Superhumans – a plausible idea or pure science fiction?
Evil scientists bent on taking over the world with an army of genetically modified super-soldiers are a well-established science fiction trope and you’ve probably seen dozens of movies on the topic. But could it actually happen? After all, as brilliant as he was, Hawking was a physicist, not a geneticist, so gene editing wasn’t exactly his area of expertise. Biologist and director of the Plant Transformation Facility at Cornell University, Matthew Willmann, believes that, while theoretically possible, this scenario is highly unlikely. “Could it happen? Yeah. But there’s a lot going on to prevent that from happening,” he says. There are already strict laws and ethical codes in place to regulate gene editing. Circumventing these without attracting attention would be almost impossible. Furthermore, genetics is far too complicated and the whole process takes far too long for it to work the way it does in movies.
But let’s say for the sake of argument that there are no legal or ethical concerns. In addition to helping us eradicate diseases like HIV or cancer, what else could CRISPR theoretically do? For instance, Chinese scientists recently identified four genetic mutations of the CASC5 gene associated with a larger brain size, while a specific variant of the HMGA2 gene was also previously linked with the size of the brain and higher intelligence. A 2017 study published in Nature Genetics, which analysed the genomes of more than 78,000 individuals, identified 52 genes associated with human intelligence.
According to the researchers, though, none of the genes identified contributed more than a small fraction of a percentage point to intelligence, which means that they can’t be the only ones that influence this trait, and further research is required before we can better understand how intelligence is formed in the brain and whether it’s purely genetic. However, these discoveries open the door to one day using CRISPR to increase the intelligence of an embryo. That’s not all, though. In theory, we could also use the same approach to enhance almost any other physiological trait, including bone density, muscle strength, resistance to extreme temperatures or radiation, psychological resilience, and even aging.
Despite concerns and doomsday predictions, gene editing isn’t going away anytime soon.

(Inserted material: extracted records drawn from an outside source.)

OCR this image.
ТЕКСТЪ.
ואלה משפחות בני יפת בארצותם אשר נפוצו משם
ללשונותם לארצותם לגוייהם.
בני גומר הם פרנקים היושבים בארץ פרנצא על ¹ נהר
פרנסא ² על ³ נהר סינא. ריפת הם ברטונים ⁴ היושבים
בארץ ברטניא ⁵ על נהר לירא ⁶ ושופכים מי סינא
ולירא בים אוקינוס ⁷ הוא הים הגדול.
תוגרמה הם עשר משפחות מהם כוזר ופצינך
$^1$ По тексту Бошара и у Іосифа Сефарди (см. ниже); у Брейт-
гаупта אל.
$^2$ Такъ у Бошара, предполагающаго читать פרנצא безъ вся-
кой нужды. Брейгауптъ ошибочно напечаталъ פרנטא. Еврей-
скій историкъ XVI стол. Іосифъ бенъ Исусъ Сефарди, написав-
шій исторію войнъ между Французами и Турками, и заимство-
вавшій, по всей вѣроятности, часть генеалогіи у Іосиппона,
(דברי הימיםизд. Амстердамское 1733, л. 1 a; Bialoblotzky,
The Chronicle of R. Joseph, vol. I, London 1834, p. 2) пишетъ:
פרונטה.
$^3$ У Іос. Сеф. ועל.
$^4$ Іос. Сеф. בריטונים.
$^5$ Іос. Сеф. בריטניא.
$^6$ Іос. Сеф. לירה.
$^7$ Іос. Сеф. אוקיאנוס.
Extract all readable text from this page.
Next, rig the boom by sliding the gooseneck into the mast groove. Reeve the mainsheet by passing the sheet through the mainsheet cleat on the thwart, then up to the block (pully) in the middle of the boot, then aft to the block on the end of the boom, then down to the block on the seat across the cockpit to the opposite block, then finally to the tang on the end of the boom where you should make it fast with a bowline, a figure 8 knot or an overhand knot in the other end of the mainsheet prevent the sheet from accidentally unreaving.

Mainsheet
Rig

According to a recent report, the value of the global genome editing market is expected to increase from $3.19 billion in 2017 to $6.28 billion in 2022.
There are currently more than 2,800 ongoing gene therapy clinical trials around the world, targeting a wide variety of diseases, including cancer, sickle cell anemia, and muscular dystrophy. Major pharmaceutical companies, such as Novartis, GlaxoSmithKline, Bayer, Pfizer, and Merck have also recognised the business opportunity offered by this field and are investing heavily in the small companies that are running these trials.
The discovery of CRISPR brought genetic engineering into the mainstream and raised a myriad of safety and ethical concerns. Although it’s highly unlikely that gene editing could lead to the creation of superhumans, this scenario can’t be dismissed outright and remains a distinct theoretical possibility. This is why we need to tread carefully with gene editing technologies like CRISPR. It’s an incredibly promising technology, but we still don’t know enough about it to justify its use on humans. Until that changes, gene editing is likely to remain a highly regulated field, especially in germline editing, which has been banned in more than 40 countries around the world. Research will continue, though, backed by major pharmaceutical companies, and should provide the answers we’re looking for in time.